後頭部を殴られた。
「リアクションが早すぎるんだよ」
カニ料理店で〆の雑炊を待っていたときのことだ。店員さんが手際よく鍋底をさらい、溶き卵をほぐしている間に、夫が2、3適当な会話を店員さんに投げかけている。
彼はこういう時間を一切苦にしない。適当に灰を撒くくらいの気軽さで雑談の小さな花を咲かせられる。私1人だったら、ちょっとした居心地悪さと共に無言で鍋を眺めているだけだっただろう。
私は初対面の相手との会話が下手だ。学会発表のような場では軽妙に喋れるのに、1対1の会話になると、どうにも相手がやりづらそうにしているのがわかってしまう。愛想が悪いのかと思い、長年表情やリアクションに気を遣ってきたけれど、そもそもの問題はそこではなかったらしい。

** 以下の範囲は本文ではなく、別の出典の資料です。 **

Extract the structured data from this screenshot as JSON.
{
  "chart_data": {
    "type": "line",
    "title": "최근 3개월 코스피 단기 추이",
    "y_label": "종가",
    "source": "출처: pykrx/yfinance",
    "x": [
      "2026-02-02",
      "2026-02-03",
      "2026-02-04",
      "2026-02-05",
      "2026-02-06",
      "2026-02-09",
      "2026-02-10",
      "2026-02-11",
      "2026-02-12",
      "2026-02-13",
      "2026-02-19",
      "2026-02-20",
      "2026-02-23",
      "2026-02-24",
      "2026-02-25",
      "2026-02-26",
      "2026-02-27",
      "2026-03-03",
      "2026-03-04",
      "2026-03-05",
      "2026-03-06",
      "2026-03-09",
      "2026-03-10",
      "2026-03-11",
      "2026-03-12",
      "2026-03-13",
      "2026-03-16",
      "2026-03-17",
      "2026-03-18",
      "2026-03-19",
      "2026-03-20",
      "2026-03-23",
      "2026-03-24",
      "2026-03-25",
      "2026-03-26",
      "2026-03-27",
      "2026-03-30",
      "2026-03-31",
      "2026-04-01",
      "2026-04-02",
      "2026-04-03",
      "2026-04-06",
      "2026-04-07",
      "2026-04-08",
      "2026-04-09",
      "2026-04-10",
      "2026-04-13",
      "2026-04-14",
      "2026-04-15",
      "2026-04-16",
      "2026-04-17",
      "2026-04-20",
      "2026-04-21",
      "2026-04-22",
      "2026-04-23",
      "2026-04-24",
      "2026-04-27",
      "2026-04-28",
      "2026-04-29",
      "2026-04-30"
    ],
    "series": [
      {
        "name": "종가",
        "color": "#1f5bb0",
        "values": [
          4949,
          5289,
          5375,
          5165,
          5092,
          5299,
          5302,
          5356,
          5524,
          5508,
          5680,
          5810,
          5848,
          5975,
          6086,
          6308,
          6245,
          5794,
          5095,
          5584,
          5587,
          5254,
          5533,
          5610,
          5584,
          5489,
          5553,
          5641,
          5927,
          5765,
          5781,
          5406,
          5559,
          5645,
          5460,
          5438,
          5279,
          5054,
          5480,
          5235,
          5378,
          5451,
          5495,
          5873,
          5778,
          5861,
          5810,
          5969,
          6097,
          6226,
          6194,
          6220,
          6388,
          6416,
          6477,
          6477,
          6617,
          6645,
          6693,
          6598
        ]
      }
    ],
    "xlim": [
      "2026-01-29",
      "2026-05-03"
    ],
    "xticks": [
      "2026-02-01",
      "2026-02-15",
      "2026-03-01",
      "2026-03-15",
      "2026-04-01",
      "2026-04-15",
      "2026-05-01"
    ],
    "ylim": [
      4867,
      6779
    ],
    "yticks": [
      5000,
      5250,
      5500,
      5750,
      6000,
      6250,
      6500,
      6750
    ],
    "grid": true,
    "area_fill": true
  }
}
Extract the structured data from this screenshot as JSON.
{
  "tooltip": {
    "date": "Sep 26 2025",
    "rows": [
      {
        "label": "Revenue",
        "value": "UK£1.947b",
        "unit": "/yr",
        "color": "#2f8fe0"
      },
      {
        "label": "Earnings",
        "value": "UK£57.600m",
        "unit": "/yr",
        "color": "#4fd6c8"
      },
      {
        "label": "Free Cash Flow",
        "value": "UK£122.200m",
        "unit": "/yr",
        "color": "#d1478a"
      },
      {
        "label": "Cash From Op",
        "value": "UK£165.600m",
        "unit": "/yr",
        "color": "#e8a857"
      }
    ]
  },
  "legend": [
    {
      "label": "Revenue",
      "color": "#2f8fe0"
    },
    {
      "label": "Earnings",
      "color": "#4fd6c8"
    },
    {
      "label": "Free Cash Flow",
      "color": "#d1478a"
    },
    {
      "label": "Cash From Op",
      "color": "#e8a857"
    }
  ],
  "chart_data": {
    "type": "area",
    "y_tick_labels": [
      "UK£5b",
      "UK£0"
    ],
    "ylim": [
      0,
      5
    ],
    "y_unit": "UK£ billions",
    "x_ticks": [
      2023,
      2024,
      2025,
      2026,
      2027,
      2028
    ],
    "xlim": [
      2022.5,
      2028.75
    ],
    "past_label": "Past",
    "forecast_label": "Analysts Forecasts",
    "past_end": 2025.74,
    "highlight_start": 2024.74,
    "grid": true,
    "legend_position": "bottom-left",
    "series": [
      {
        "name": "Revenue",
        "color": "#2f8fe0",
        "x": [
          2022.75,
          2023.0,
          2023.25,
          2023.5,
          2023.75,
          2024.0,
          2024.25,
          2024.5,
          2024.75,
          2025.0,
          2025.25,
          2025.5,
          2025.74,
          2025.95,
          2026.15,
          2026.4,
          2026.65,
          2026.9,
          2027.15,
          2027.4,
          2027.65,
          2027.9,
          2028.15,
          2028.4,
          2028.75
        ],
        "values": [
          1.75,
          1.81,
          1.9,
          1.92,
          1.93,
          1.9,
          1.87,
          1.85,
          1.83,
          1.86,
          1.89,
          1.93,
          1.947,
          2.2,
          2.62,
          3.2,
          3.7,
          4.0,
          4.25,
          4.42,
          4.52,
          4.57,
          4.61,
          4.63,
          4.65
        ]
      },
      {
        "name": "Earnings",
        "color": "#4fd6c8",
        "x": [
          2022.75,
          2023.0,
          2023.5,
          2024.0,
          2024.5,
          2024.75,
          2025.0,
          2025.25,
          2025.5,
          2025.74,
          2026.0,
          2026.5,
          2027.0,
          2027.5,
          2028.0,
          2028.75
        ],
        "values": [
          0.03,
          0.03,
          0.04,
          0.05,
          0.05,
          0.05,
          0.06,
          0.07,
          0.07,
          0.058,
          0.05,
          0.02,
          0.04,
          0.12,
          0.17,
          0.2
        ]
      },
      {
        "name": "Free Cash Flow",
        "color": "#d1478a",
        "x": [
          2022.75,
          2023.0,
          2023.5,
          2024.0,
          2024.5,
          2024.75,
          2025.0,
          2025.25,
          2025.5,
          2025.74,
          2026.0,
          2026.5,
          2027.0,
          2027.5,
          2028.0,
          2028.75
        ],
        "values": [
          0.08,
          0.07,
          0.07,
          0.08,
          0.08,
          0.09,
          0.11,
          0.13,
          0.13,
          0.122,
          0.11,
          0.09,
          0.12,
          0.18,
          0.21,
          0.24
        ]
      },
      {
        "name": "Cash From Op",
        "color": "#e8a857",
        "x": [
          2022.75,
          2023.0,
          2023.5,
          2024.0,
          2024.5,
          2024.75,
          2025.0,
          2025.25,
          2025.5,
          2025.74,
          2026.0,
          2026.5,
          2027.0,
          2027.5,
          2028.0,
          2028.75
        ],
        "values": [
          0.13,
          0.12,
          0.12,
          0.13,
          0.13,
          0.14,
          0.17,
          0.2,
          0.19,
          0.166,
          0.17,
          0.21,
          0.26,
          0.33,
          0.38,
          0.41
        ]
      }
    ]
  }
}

どうやったら、ちょっとした会話が上手くなるの?こういうときのとか、美容院とか。
その質問への返事が、冒頭のリアクションが早い、である。
「返しが早すぎて会話を拒絶されてるみたいに感じる」「もうひと、ふた呼吸おいてみたら?」
目から鱗だった。
ずっと、アプローチを間違えていたらしい。必要なのはキレのいいリアクションではなく、相手の話を聞き、飲み込んだ、その「間」だったらしい。
ずっと気になってたんだけどさ、と続けられる。まじか。ずっとか。もっと早く言ってくれていたら。でも、今言ってくれて助かったよ。